As I write this, I am sat with my feet up, wearing a pair of knee high compression socks, sipping chocolate milk. Having completed a taxing road session this evening, this is a prime example of where rest is key to capitalising on gains made: after completing a gruelling run, make sure the hour or so afterwards is not spent rushing around or on your feet. Allow your legs to freshen up; lay with your feet up against a wall, foam roll, or chuck on a pair of compression socks.

collage of emma's preparation for running

Running causes small tears in the muscle, and impacts the body, resulting in the need for rest and recovery. Our clever bodies repair the damage, and adapt to become stronger. This takes time; depending on your experience and fitness levels, you should take at least one rest day a week, with beginners taking three or four a week. Decide for yourself how many you need by listening to your body.

On rest days, you can still enjoy ‘active recovery’ through light exercise (cycling, swimming, hiking…) but make sure you get a mental and physical break from your training plan so you are ready to come back stronger. Eating on rest days can be tricky to navigate.

The overall opinion from sources with proven success is this: aim for roughly the same calorie intake as a normal day, but make sure you go for nutrient rich foods, as your body is doing its thing by recovering and adapting.
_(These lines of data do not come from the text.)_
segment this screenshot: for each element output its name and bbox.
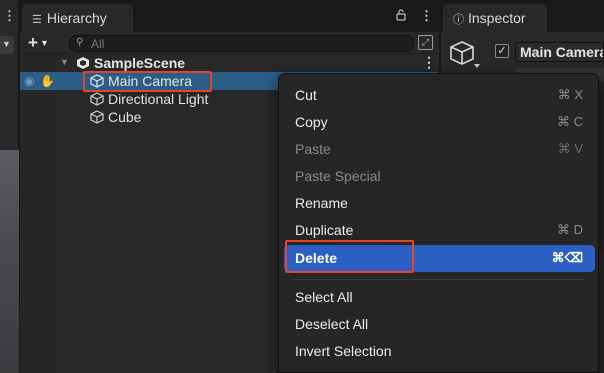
menu-item-invert-selection[interactable]: Invert Selection: [284, 338, 595, 365]
pickable-hand-icon[interactable]: ✋: [40, 74, 55, 88]
unity-scene-icon: [77, 57, 89, 69]
expand-arrow-icon[interactable]: ▼: [60, 57, 69, 67]
annotation-highlight-box: [83, 71, 212, 92]
scene-options-icon[interactable]: ⋮: [422, 54, 436, 71]
object-name-field[interactable]: Main Camera: [515, 42, 604, 62]
scene-row[interactable]: ▼ SampleScene ⋮: [20, 54, 439, 72]
tab-hierarchy[interactable]: ☰ Hierarchy: [22, 4, 133, 32]
tab-hierarchy-label: Hierarchy: [46, 10, 107, 26]
menu-item-cut[interactable]: Cut ⌘ X: [284, 82, 595, 109]
menu-item-shortcut: ⌘⌫: [551, 250, 583, 265]
menu-item-label: Copy: [295, 114, 328, 130]
menu-item-label: Duplicate: [295, 222, 354, 238]
lock-icon[interactable]: [396, 9, 406, 24]
menu-item-paste-special: Paste Special: [284, 163, 595, 190]
scene-name: SampleScene: [94, 55, 186, 71]
info-icon: ⓘ: [453, 14, 464, 26]
add-object-button[interactable]: + ▼: [28, 34, 49, 52]
menu-item-label: Rename: [295, 195, 348, 211]
hierarchy-tab-bar: ☰ Hierarchy ⋮: [20, 0, 439, 32]
left-panel-edge: ⋮ ▼: [0, 0, 19, 373]
hierarchy-toolbar: +▼ ⚲ ⤢: [20, 32, 439, 54]
menu-item-delete[interactable]: Delete ⌘⌫: [284, 240, 595, 273]
menu-item-label: Select All: [295, 289, 353, 305]
scene-view-preview: [0, 150, 19, 373]
kebab-menu-icon[interactable]: ⋮: [3, 8, 16, 24]
inspector-tab-bar: ⓘ Inspector: [441, 0, 604, 32]
chevron-down-icon: ▼: [2, 39, 11, 49]
eye-icon[interactable]: ◉: [24, 74, 34, 88]
menu-item-shortcut: ⌘ D: [557, 222, 583, 237]
search-icon: ⚲: [76, 37, 84, 48]
menu-item-shortcut: ⌘ C: [557, 114, 583, 129]
menu-item-paste: Paste ⌘ V: [284, 136, 595, 163]
menu-item-label: Paste Special: [295, 168, 381, 184]
tab-inspector[interactable]: ⓘ Inspector: [443, 4, 547, 32]
hierarchy-search[interactable]: ⚲: [69, 35, 414, 52]
active-checkbox[interactable]: ✓: [495, 44, 509, 58]
hierarchy-list-icon: ☰: [32, 14, 42, 26]
menu-item-label: Invert Selection: [295, 343, 392, 359]
context-menu: Cut ⌘ X Copy ⌘ C Paste ⌘ V Paste Special…: [278, 73, 599, 373]
annotation-highlight-box: [285, 240, 414, 273]
gameobject-cube-icon: [90, 110, 104, 124]
search-filter-icon[interactable]: ⤢: [418, 35, 433, 50]
item-label: Cube: [108, 109, 142, 125]
dropdown-button[interactable]: ▼: [0, 36, 14, 54]
menu-separator: [294, 279, 585, 280]
tab-inspector-label: Inspector: [468, 10, 526, 26]
gameobject-cube-icon: [450, 41, 480, 68]
menu-item-label: Paste: [295, 141, 331, 157]
menu-item-shortcut: ⌘ X: [557, 87, 583, 102]
menu-item-deselect-all[interactable]: Deselect All: [284, 311, 595, 338]
gameobject-cube-icon: [90, 92, 104, 106]
menu-item-shortcut: ⌘ V: [557, 141, 583, 156]
menu-item-select-all[interactable]: Select All: [284, 284, 595, 311]
menu-item-rename[interactable]: Rename: [284, 190, 595, 217]
menu-item-label: Deselect All: [295, 316, 369, 332]
chevron-down-icon: ▼: [39, 38, 49, 49]
menu-item-copy[interactable]: Copy ⌘ C: [284, 109, 595, 136]
item-label: Directional Light: [108, 91, 209, 107]
panel-options-icon[interactable]: ⋮: [420, 8, 433, 24]
menu-item-label: Cut: [295, 87, 317, 103]
search-input[interactable]: [91, 37, 391, 50]
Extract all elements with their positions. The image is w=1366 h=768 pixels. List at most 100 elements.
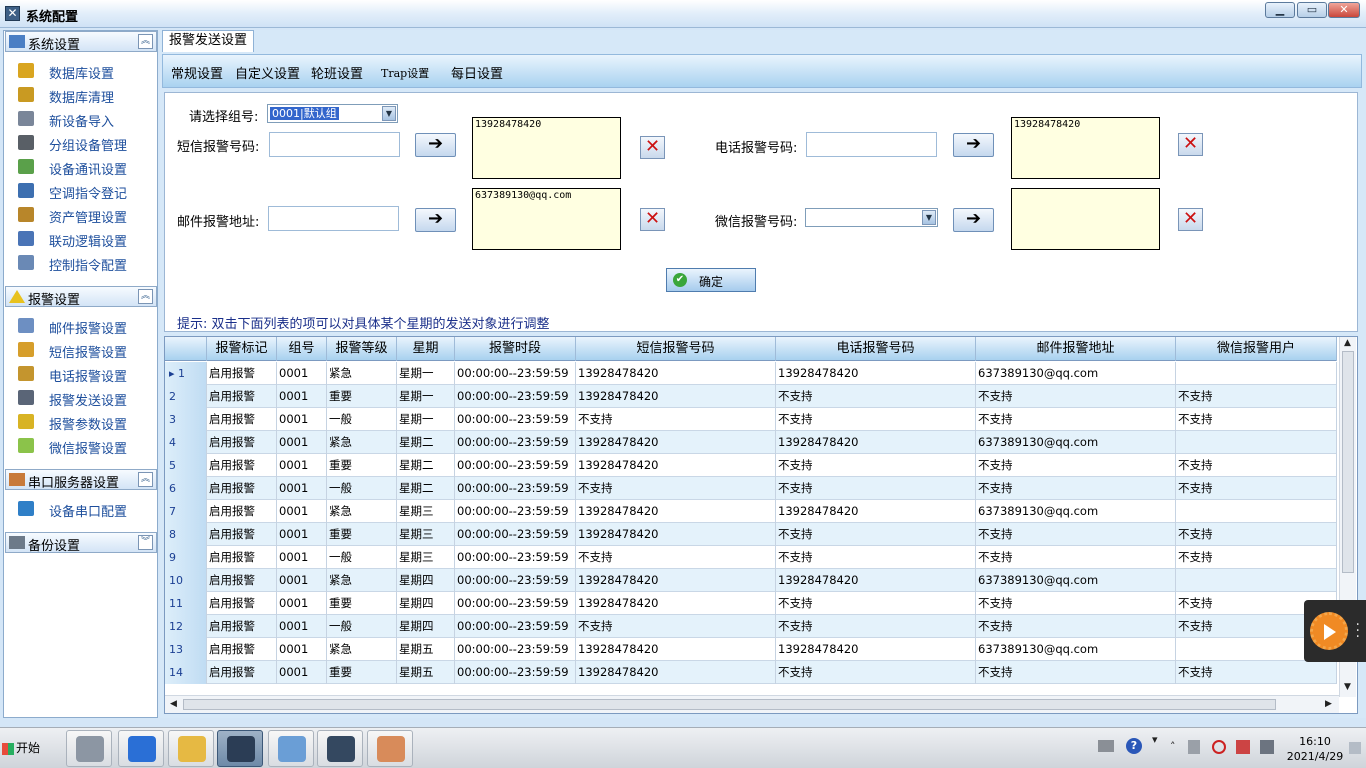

Aim for half a plate of veggies/fruit a meal, and top it up with protein and some carbs.

Rest days are a good time to focus on hydration too; ‘starting a run dehydrated is about as fun as losing a toenail’. If boozing is on the agenda, make sure you eat a solid meal first, as going straight for the beer can hurt the body’s ability to re-stock energy stores… and we all know what happens when you drink on an empty stomach!

emoji of emma's mood

Rest is one of the keys to becoming a smart and successful runner. Over training can lead to moodiness, poor performance and fatigue to name a few. Rest arguably maintains the enjoyment element, reduces risk of injury, and keeps your mind fresh to focus on the next hard training session.